I found this while trying to find out why the blades near the middle didn’t seem to touch the fingers. which presumably means that it will just chew the grass, rather than cutting it. I’m still not quite sure that this bend really explains the problem. I’d rather not have to take all the fingers off the bar to investigate, because I expect that a lot of the bolts are rusted up, and will probably break rather than coming undone.
Thanks – Rowan
You should be able to adjust the main support bar by bending it in stages to get it flat again. The normal way set these old finger bars was to stretch a piece of string between the two extremities and use gentle force to persuade the bar to move back flat again; hitting it with a hammer should be avoided, better to put part of it in a vice and use a lever to bend it back, then move along and repeat the process in gradual stages until the whole bar is flat.

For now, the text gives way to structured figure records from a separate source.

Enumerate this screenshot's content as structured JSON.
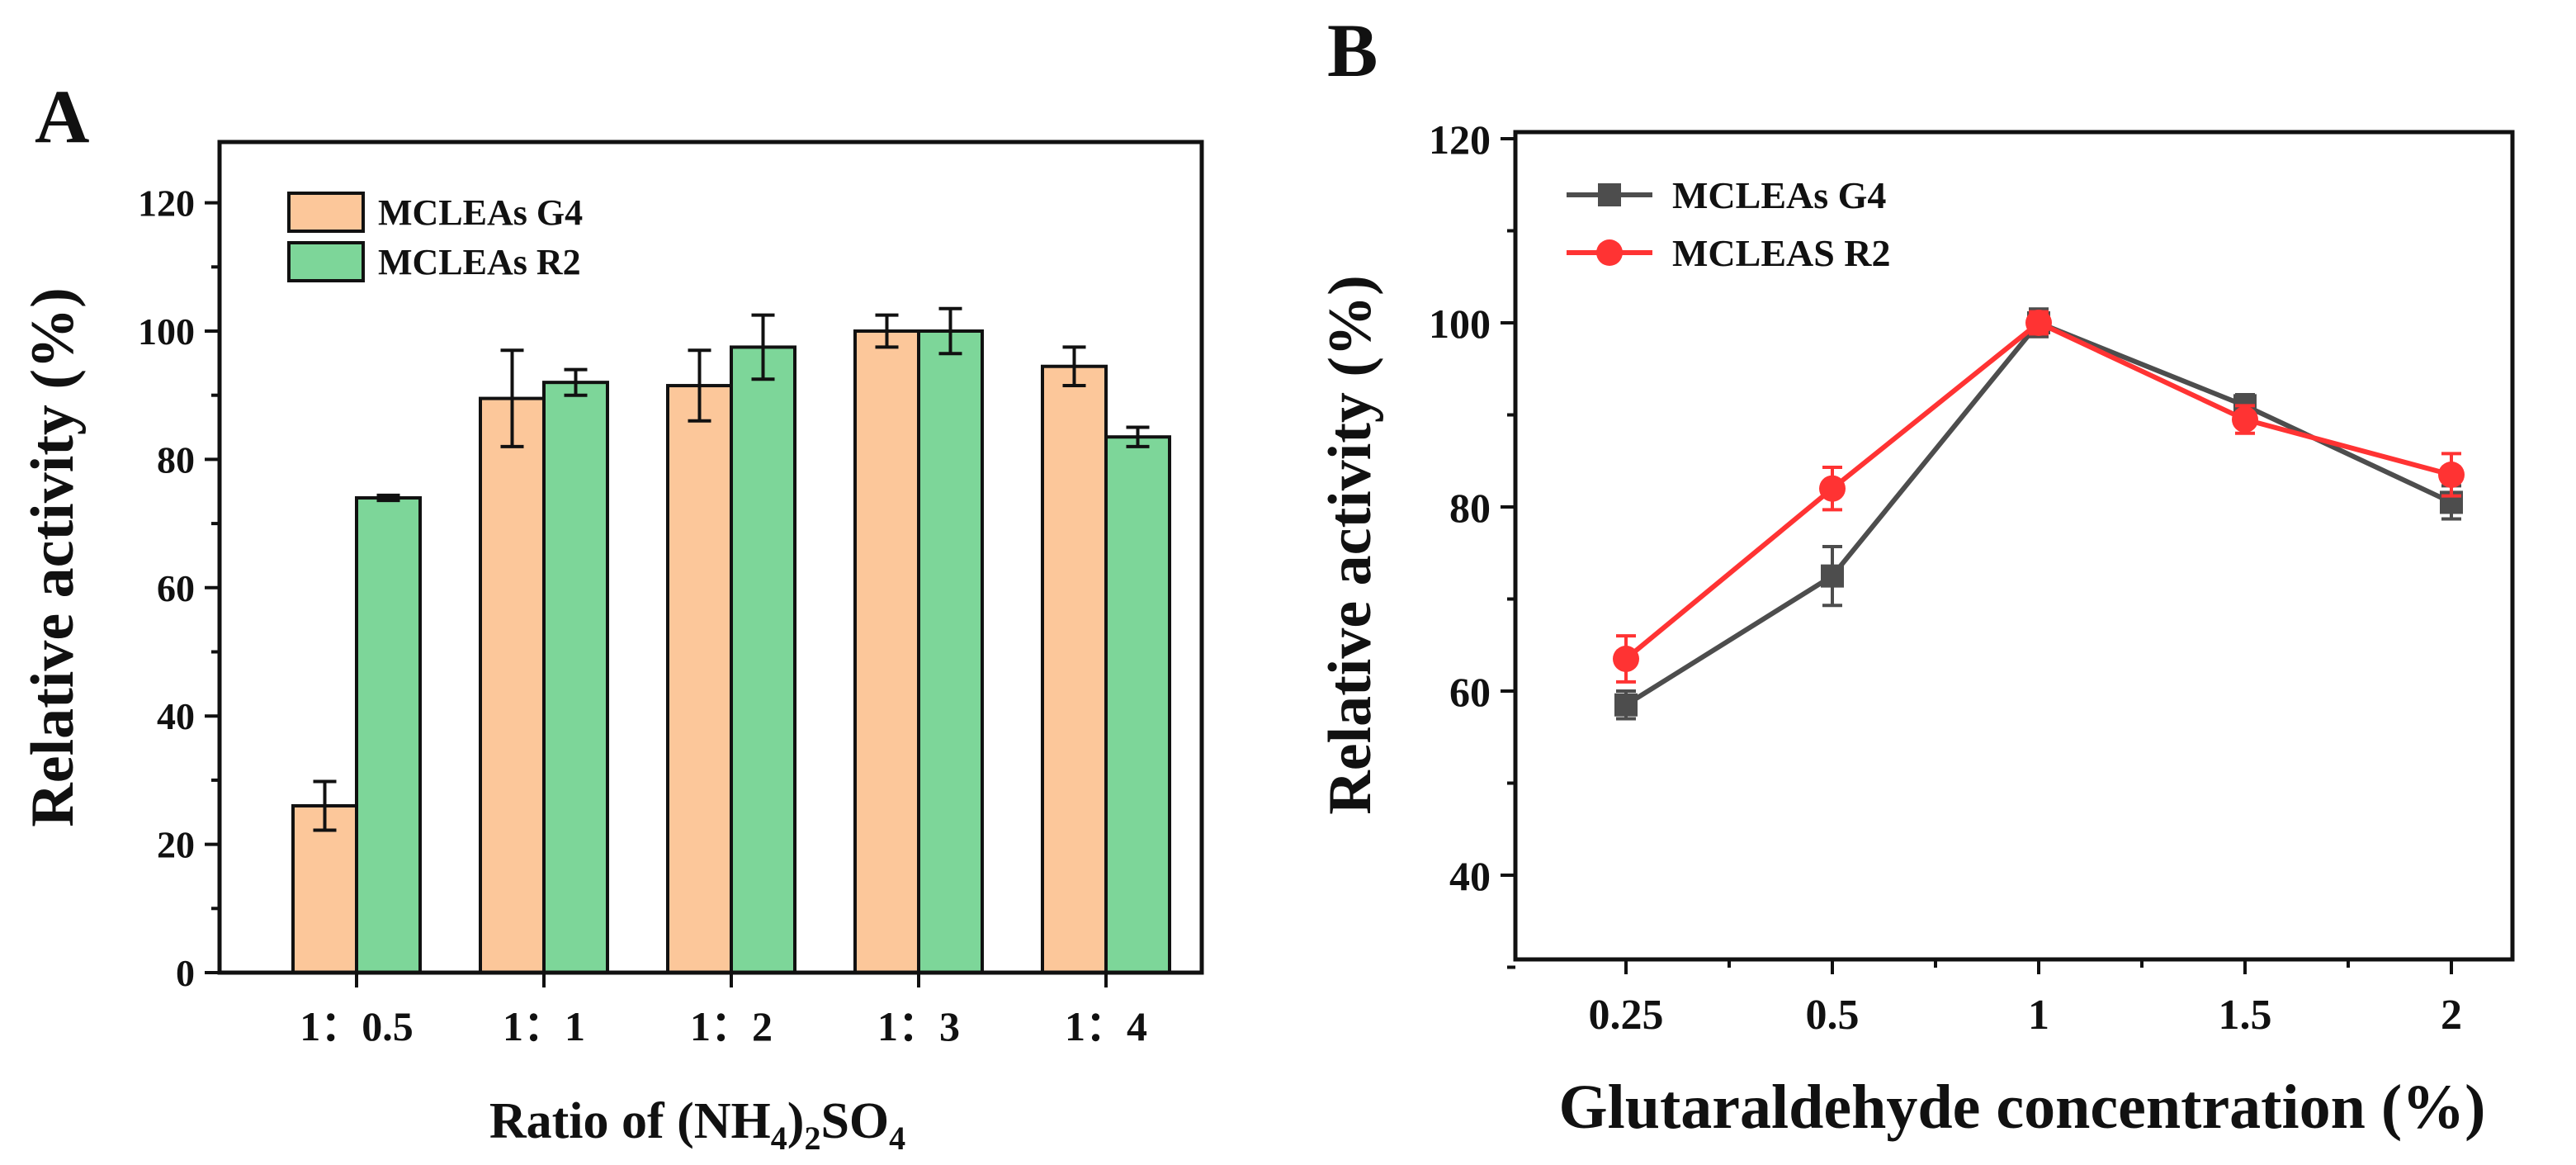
{
  "chart_data": [
    {
      "panel_label": "A",
      "type": "bar",
      "ylabel": "Relative activity (%)",
      "xlabel_parts": [
        "Ratio of (NH",
        "4",
        ")",
        "2",
        "SO",
        "4"
      ],
      "ylim": [
        0,
        130
      ],
      "yticks": [
        "0",
        "20",
        "40",
        "60",
        "80",
        "100",
        "120"
      ],
      "categories": [
        "1：0.5",
        "1：1",
        "1：2",
        "1：3",
        "1：4"
      ],
      "legend_position": "top-left",
      "series": [
        {
          "name": "MCLEAs G4",
          "color": "#fcc79a",
          "values": [
            26,
            89.5,
            91.5,
            100,
            94.5
          ],
          "errors": [
            3.8,
            7.5,
            5.5,
            2.5,
            3
          ]
        },
        {
          "name": "MCLEAs R2",
          "color": "#7dd699",
          "values": [
            74,
            92,
            97.5,
            100,
            83.5
          ],
          "errors": [
            0.4,
            2,
            5,
            3.5,
            1.5
          ]
        }
      ]
    },
    {
      "panel_label": "B",
      "type": "line",
      "ylabel": "Relative activity (%)",
      "xlabel": "Glutaraldehyde concentration (%)",
      "ylim": [
        30,
        120
      ],
      "yticks": [
        "40",
        "60",
        "80",
        "100",
        "120"
      ],
      "categories": [
        "0.25",
        "0.5",
        "1",
        "1.5",
        "2"
      ],
      "legend_position": "top-left",
      "series": [
        {
          "name": "MCLEAs G4",
          "color": "#4d4d4d",
          "marker": "square",
          "values": [
            58.5,
            72.5,
            100,
            91,
            80.5
          ],
          "errors": [
            1.5,
            3.2,
            1.5,
            1.2,
            1.8
          ]
        },
        {
          "name": "MCLEAS R2",
          "color": "#ff3333",
          "marker": "circle",
          "values": [
            63.5,
            82,
            100,
            89.5,
            83.5
          ],
          "errors": [
            2.5,
            2.3,
            1.2,
            1.5,
            2.3
          ]
        }
      ]
    }
  ]
}
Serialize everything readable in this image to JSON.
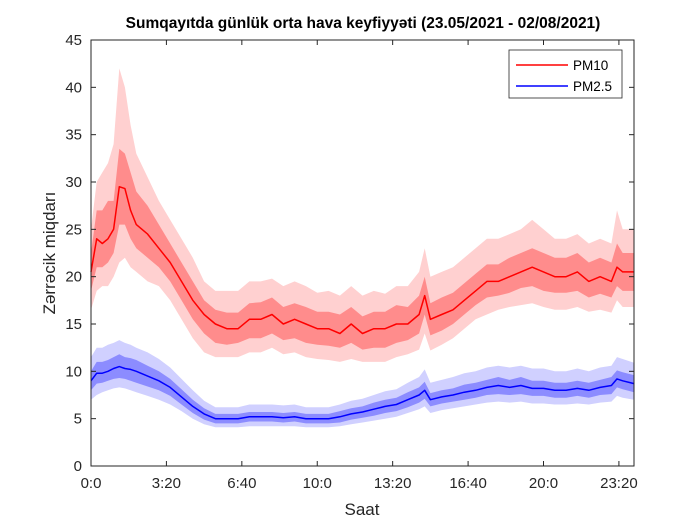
{
  "chart_data": {
    "type": "line",
    "title": "Sumqayıtda günlük orta hava keyfiyyəti (23.05/2021 - 02/08/2021)",
    "xlabel": "Saat",
    "ylabel": "Zərrəcik miqdarı",
    "xlim": [
      0,
      24
    ],
    "ylim": [
      0,
      45
    ],
    "xticks": [
      0,
      3.333,
      6.667,
      10,
      13.333,
      16.667,
      20,
      23.333
    ],
    "xtick_labels": [
      "0:0",
      "3:20",
      "6:40",
      "10:0",
      "13:20",
      "16:40",
      "20:0",
      "23:20"
    ],
    "yticks": [
      0,
      5,
      10,
      15,
      20,
      25,
      30,
      35,
      40,
      45
    ],
    "ytick_labels": [
      "0",
      "5",
      "10",
      "15",
      "20",
      "25",
      "30",
      "35",
      "40",
      "45"
    ],
    "grid": false,
    "legend_position": "top-right",
    "x": [
      0,
      0.25,
      0.5,
      0.75,
      1,
      1.25,
      1.5,
      1.75,
      2,
      2.5,
      3,
      3.5,
      4,
      4.5,
      5,
      5.5,
      6,
      6.5,
      7,
      7.5,
      8,
      8.5,
      9,
      9.5,
      10,
      10.5,
      11,
      11.5,
      12,
      12.5,
      13,
      13.5,
      14,
      14.5,
      14.75,
      15,
      15.5,
      16,
      16.5,
      17,
      17.5,
      18,
      18.5,
      19,
      19.5,
      20,
      20.5,
      21,
      21.5,
      22,
      22.5,
      23,
      23.25,
      23.5,
      24
    ],
    "series": [
      {
        "name": "PM10",
        "color": "#ff0000",
        "band_inner_color": "#ff8c8c",
        "band_outer_color": "#ffd0d0",
        "values": [
          20.5,
          24,
          23.5,
          24,
          25,
          29.5,
          29.3,
          27,
          25.5,
          24.5,
          23,
          21.5,
          19.5,
          17.5,
          16,
          15,
          14.5,
          14.5,
          15.5,
          15.5,
          16,
          15,
          15.5,
          15,
          14.5,
          14.5,
          14,
          15,
          14,
          14.5,
          14.5,
          15,
          15,
          16,
          18,
          15.5,
          16,
          16.5,
          17.5,
          18.5,
          19.5,
          19.5,
          20,
          20.5,
          21,
          20.5,
          20,
          20,
          20.5,
          19.5,
          20,
          19.5,
          21,
          20.5,
          20.5
        ],
        "inner_low": [
          18.5,
          21,
          21,
          21.5,
          22.5,
          25.5,
          25.5,
          24,
          23,
          22,
          21,
          19.5,
          17.5,
          15.5,
          14,
          13,
          12.8,
          13,
          13.5,
          13.5,
          14,
          13.3,
          13.5,
          13,
          12.8,
          12.7,
          12.5,
          13,
          12.3,
          12.5,
          12.5,
          13,
          13.3,
          14,
          16,
          13.8,
          14.3,
          15,
          16,
          17,
          17.8,
          18,
          18.3,
          18.8,
          19,
          18.5,
          18.3,
          18.3,
          18.5,
          17.8,
          18.2,
          17.8,
          19,
          18.5,
          18.5
        ],
        "inner_high": [
          22.5,
          27,
          27,
          28,
          28,
          33.5,
          33,
          31,
          29,
          27.5,
          25.5,
          23.5,
          21.5,
          19.5,
          17.5,
          16.5,
          16.2,
          16.2,
          17.2,
          17.3,
          17.8,
          16.8,
          17.2,
          16.8,
          16.3,
          16.3,
          16,
          16.8,
          15.8,
          16.3,
          16.3,
          17,
          16.8,
          18,
          20,
          17.2,
          17.8,
          18.3,
          19.3,
          20.3,
          21.3,
          21.3,
          22,
          22.5,
          23,
          22.5,
          22,
          22,
          22.5,
          21.5,
          22,
          21.5,
          23.5,
          22.5,
          22.5
        ],
        "outer_low": [
          16.5,
          18.5,
          19,
          19,
          20,
          21.5,
          22,
          21,
          20.5,
          19.5,
          19,
          17.5,
          15.5,
          13.5,
          12,
          11.5,
          11.5,
          11.5,
          12,
          12,
          12.5,
          11.8,
          12,
          11.5,
          11.3,
          11.2,
          11,
          11.3,
          11,
          11,
          11,
          11.5,
          11.8,
          12.3,
          14,
          12.2,
          12.8,
          13.5,
          14.5,
          15.5,
          16,
          16.5,
          16.8,
          17,
          17.2,
          16.8,
          16.5,
          16.5,
          16.8,
          16.3,
          16.5,
          16.2,
          17.5,
          16.8,
          16.8
        ],
        "outer_high": [
          25,
          30,
          31,
          32,
          34,
          42,
          40,
          36,
          33,
          30.5,
          28,
          26,
          24,
          22,
          19.5,
          18.5,
          18.5,
          18.5,
          19.5,
          19.5,
          19.8,
          19,
          19.5,
          19,
          18.3,
          18.5,
          18,
          19,
          18,
          18.5,
          18.2,
          19,
          19,
          20.5,
          23,
          20,
          20.5,
          21,
          22,
          23,
          24,
          24,
          24.5,
          25,
          26,
          25,
          24,
          24,
          24.5,
          23.5,
          24,
          23.5,
          27,
          25,
          25
        ]
      },
      {
        "name": "PM2.5",
        "color": "#0000ff",
        "band_inner_color": "#8c8cff",
        "band_outer_color": "#d0d0ff",
        "values": [
          9,
          9.8,
          9.8,
          10,
          10.3,
          10.5,
          10.3,
          10.2,
          10,
          9.5,
          9,
          8.3,
          7.3,
          6.3,
          5.5,
          5,
          5,
          5,
          5.2,
          5.2,
          5.2,
          5.1,
          5.2,
          5,
          5,
          5,
          5.2,
          5.5,
          5.7,
          6,
          6.3,
          6.5,
          7,
          7.5,
          8,
          7,
          7.3,
          7.5,
          7.8,
          8,
          8.3,
          8.5,
          8.3,
          8.5,
          8.2,
          8.2,
          8,
          8,
          8.2,
          8,
          8.3,
          8.5,
          9.2,
          9,
          8.7
        ],
        "inner_low": [
          8,
          8.7,
          8.8,
          9,
          9.2,
          9.3,
          9.2,
          9,
          8.8,
          8.4,
          8,
          7.4,
          6.5,
          5.6,
          4.9,
          4.5,
          4.5,
          4.5,
          4.7,
          4.7,
          4.7,
          4.6,
          4.7,
          4.5,
          4.5,
          4.5,
          4.6,
          4.9,
          5.1,
          5.3,
          5.6,
          5.8,
          6.2,
          6.7,
          7.1,
          6.3,
          6.6,
          6.8,
          7,
          7.2,
          7.5,
          7.6,
          7.5,
          7.6,
          7.4,
          7.4,
          7.2,
          7.2,
          7.4,
          7.2,
          7.5,
          7.6,
          8.3,
          8.1,
          7.8
        ],
        "inner_high": [
          10,
          11,
          11,
          11.2,
          11.5,
          11.8,
          11.5,
          11.4,
          11.2,
          10.6,
          10,
          9.2,
          8.1,
          7,
          6.1,
          5.5,
          5.5,
          5.5,
          5.7,
          5.7,
          5.7,
          5.6,
          5.7,
          5.5,
          5.5,
          5.5,
          5.8,
          6.1,
          6.3,
          6.7,
          7,
          7.2,
          7.8,
          8.3,
          8.9,
          7.7,
          8,
          8.2,
          8.6,
          8.8,
          9.1,
          9.4,
          9.1,
          9.4,
          9,
          9,
          8.8,
          8.8,
          9,
          8.8,
          9.1,
          9.4,
          10.1,
          9.9,
          9.6
        ],
        "outer_low": [
          7,
          7.5,
          7.8,
          8,
          8.2,
          8.3,
          8.2,
          8,
          7.8,
          7.4,
          7,
          6.5,
          5.8,
          5,
          4.4,
          4.1,
          4.1,
          4.1,
          4.2,
          4.2,
          4.2,
          4.2,
          4.2,
          4.1,
          4.1,
          4.1,
          4.2,
          4.4,
          4.6,
          4.8,
          5,
          5.2,
          5.6,
          6,
          6.3,
          5.6,
          5.9,
          6.1,
          6.3,
          6.5,
          6.7,
          6.8,
          6.7,
          6.8,
          6.6,
          6.6,
          6.5,
          6.5,
          6.6,
          6.5,
          6.7,
          6.8,
          7.4,
          7.2,
          7
        ],
        "outer_high": [
          11.5,
          12.5,
          12.5,
          12.8,
          13,
          13.3,
          13,
          12.8,
          12.5,
          12,
          11.3,
          10.4,
          9.2,
          8,
          6.9,
          6.2,
          6.2,
          6.2,
          6.5,
          6.5,
          6.5,
          6.4,
          6.5,
          6.2,
          6.2,
          6.2,
          6.5,
          6.9,
          7.1,
          7.5,
          7.9,
          8.1,
          8.8,
          9.4,
          10.2,
          8.8,
          9.1,
          9.4,
          9.8,
          10,
          10.4,
          10.6,
          10.4,
          10.6,
          10.3,
          10.3,
          10,
          10,
          10.3,
          10,
          10.4,
          10.6,
          11.5,
          11.3,
          10.9
        ]
      }
    ]
  }
}
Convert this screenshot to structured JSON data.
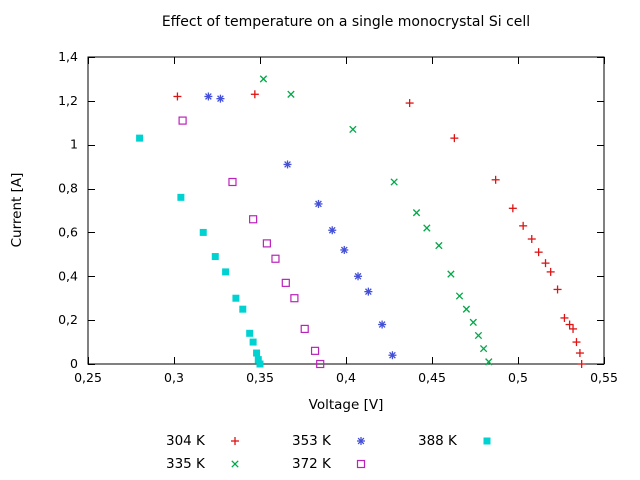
{
  "page": {
    "background": "#ffffff",
    "text_color": "#000000"
  },
  "chart_data": {
    "type": "scatter",
    "title": "Effect of temperature on a single monocrystal Si cell",
    "xlabel": "Voltage [V]",
    "ylabel": "Current [A]",
    "xlim": [
      0.25,
      0.55
    ],
    "ylim": [
      0,
      1.4
    ],
    "grid": false,
    "legend_position": "bottom",
    "xticks": {
      "values": [
        0.25,
        0.3,
        0.35,
        0.4,
        0.45,
        0.5,
        0.55
      ],
      "labels": [
        "0,25",
        "0,3",
        "0,35",
        "0,4",
        "0,45",
        "0,5",
        "0,55"
      ]
    },
    "yticks": {
      "values": [
        0,
        0.2,
        0.4,
        0.6,
        0.8,
        1,
        1.2,
        1.4
      ],
      "labels": [
        "0",
        "0,2",
        "0,4",
        "0,6",
        "0,8",
        "1",
        "1,2",
        "1,4"
      ]
    },
    "series": [
      {
        "name": "304 K",
        "marker": "plus",
        "color": "#dd1414",
        "points": [
          [
            0.302,
            1.22
          ],
          [
            0.347,
            1.23
          ],
          [
            0.437,
            1.19
          ],
          [
            0.463,
            1.03
          ],
          [
            0.487,
            0.84
          ],
          [
            0.497,
            0.71
          ],
          [
            0.503,
            0.63
          ],
          [
            0.508,
            0.57
          ],
          [
            0.512,
            0.51
          ],
          [
            0.516,
            0.46
          ],
          [
            0.519,
            0.42
          ],
          [
            0.523,
            0.34
          ],
          [
            0.527,
            0.21
          ],
          [
            0.53,
            0.18
          ],
          [
            0.532,
            0.16
          ],
          [
            0.534,
            0.1
          ],
          [
            0.536,
            0.05
          ],
          [
            0.537,
            0.0
          ]
        ]
      },
      {
        "name": "335 K",
        "marker": "cross",
        "color": "#00a846",
        "points": [
          [
            0.352,
            1.3
          ],
          [
            0.368,
            1.23
          ],
          [
            0.404,
            1.07
          ],
          [
            0.428,
            0.83
          ],
          [
            0.441,
            0.69
          ],
          [
            0.447,
            0.62
          ],
          [
            0.454,
            0.54
          ],
          [
            0.461,
            0.41
          ],
          [
            0.466,
            0.31
          ],
          [
            0.47,
            0.25
          ],
          [
            0.474,
            0.19
          ],
          [
            0.477,
            0.13
          ],
          [
            0.48,
            0.07
          ],
          [
            0.483,
            0.01
          ]
        ]
      },
      {
        "name": "353 K",
        "marker": "asterisk",
        "color": "#4450d8",
        "points": [
          [
            0.32,
            1.22
          ],
          [
            0.327,
            1.21
          ],
          [
            0.366,
            0.91
          ],
          [
            0.384,
            0.73
          ],
          [
            0.392,
            0.61
          ],
          [
            0.399,
            0.52
          ],
          [
            0.407,
            0.4
          ],
          [
            0.413,
            0.33
          ],
          [
            0.421,
            0.18
          ],
          [
            0.427,
            0.04
          ]
        ]
      },
      {
        "name": "372 K",
        "marker": "open-square",
        "color": "#bb22bb",
        "points": [
          [
            0.305,
            1.11
          ],
          [
            0.334,
            0.83
          ],
          [
            0.346,
            0.66
          ],
          [
            0.354,
            0.55
          ],
          [
            0.359,
            0.48
          ],
          [
            0.365,
            0.37
          ],
          [
            0.37,
            0.3
          ],
          [
            0.376,
            0.16
          ],
          [
            0.382,
            0.06
          ],
          [
            0.385,
            0.0
          ]
        ]
      },
      {
        "name": "388 K",
        "marker": "filled-square",
        "color": "#00d2d2",
        "points": [
          [
            0.28,
            1.03
          ],
          [
            0.304,
            0.76
          ],
          [
            0.317,
            0.6
          ],
          [
            0.324,
            0.49
          ],
          [
            0.33,
            0.42
          ],
          [
            0.336,
            0.3
          ],
          [
            0.34,
            0.25
          ],
          [
            0.344,
            0.14
          ],
          [
            0.346,
            0.1
          ],
          [
            0.348,
            0.05
          ],
          [
            0.349,
            0.02
          ],
          [
            0.35,
            0.0
          ]
        ]
      }
    ]
  }
}
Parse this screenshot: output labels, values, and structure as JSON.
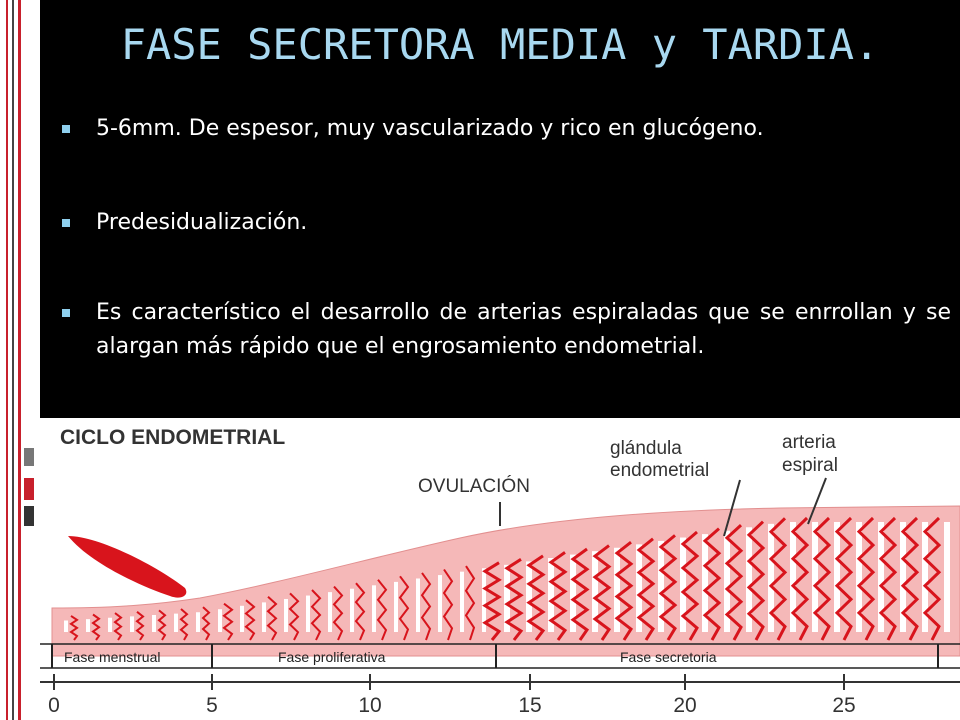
{
  "slide": {
    "title": "FASE SECRETORA MEDIA y TARDIA.",
    "bullets": [
      "5-6mm. De espesor, muy vascularizado y rico en glucógeno.",
      "Predesidualización.",
      "Es característico el desarrollo de arterias espiraladas que se enrrollan y se alargan más rápido que el engrosamiento endometrial."
    ]
  },
  "figure": {
    "title": "CICLO ENDOMETRIAL",
    "labels": {
      "ovulation": "OVULACIÓN",
      "gland_line1": "glándula",
      "gland_line2": "endometrial",
      "artery_line1": "arteria",
      "artery_line2": "espiral"
    },
    "phases": [
      "Fase menstrual",
      "Fase proliferativa",
      "Fase secretoria"
    ],
    "day_ticks": [
      "0",
      "5",
      "10",
      "15",
      "20",
      "25"
    ]
  },
  "colors": {
    "title": "#a8d8f0",
    "bullet": "#8fd0ee",
    "tissue": "#f5b8b8",
    "vessel": "#d8141c",
    "strip_accent": "#c8202c"
  }
}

Once the bar is flat you can fine tune it by bending each individual finger up or down so that the sliding knife makes a scissor action with each finger. If you don’t get a scissor action it will put excess pressure on the drivetrain and give a poor cut- have you ever tried cutting wet cardboard with blunt scissors? It would be the same effect.
That sounds a good plan. I will give it a go. By “bending the individual fingers” do you mean bending the actual finger (which I think is cast, and would break rather than bending), or bending the bar underneath each finger (which sounds a very difficult process, because each bend would affect the whole bar, not just the one finger). I would have thought that fitting shims under any fingers that need to be raised would be a better approach. But I’m not worrying about that until we find out whether it’s a problem on my machine.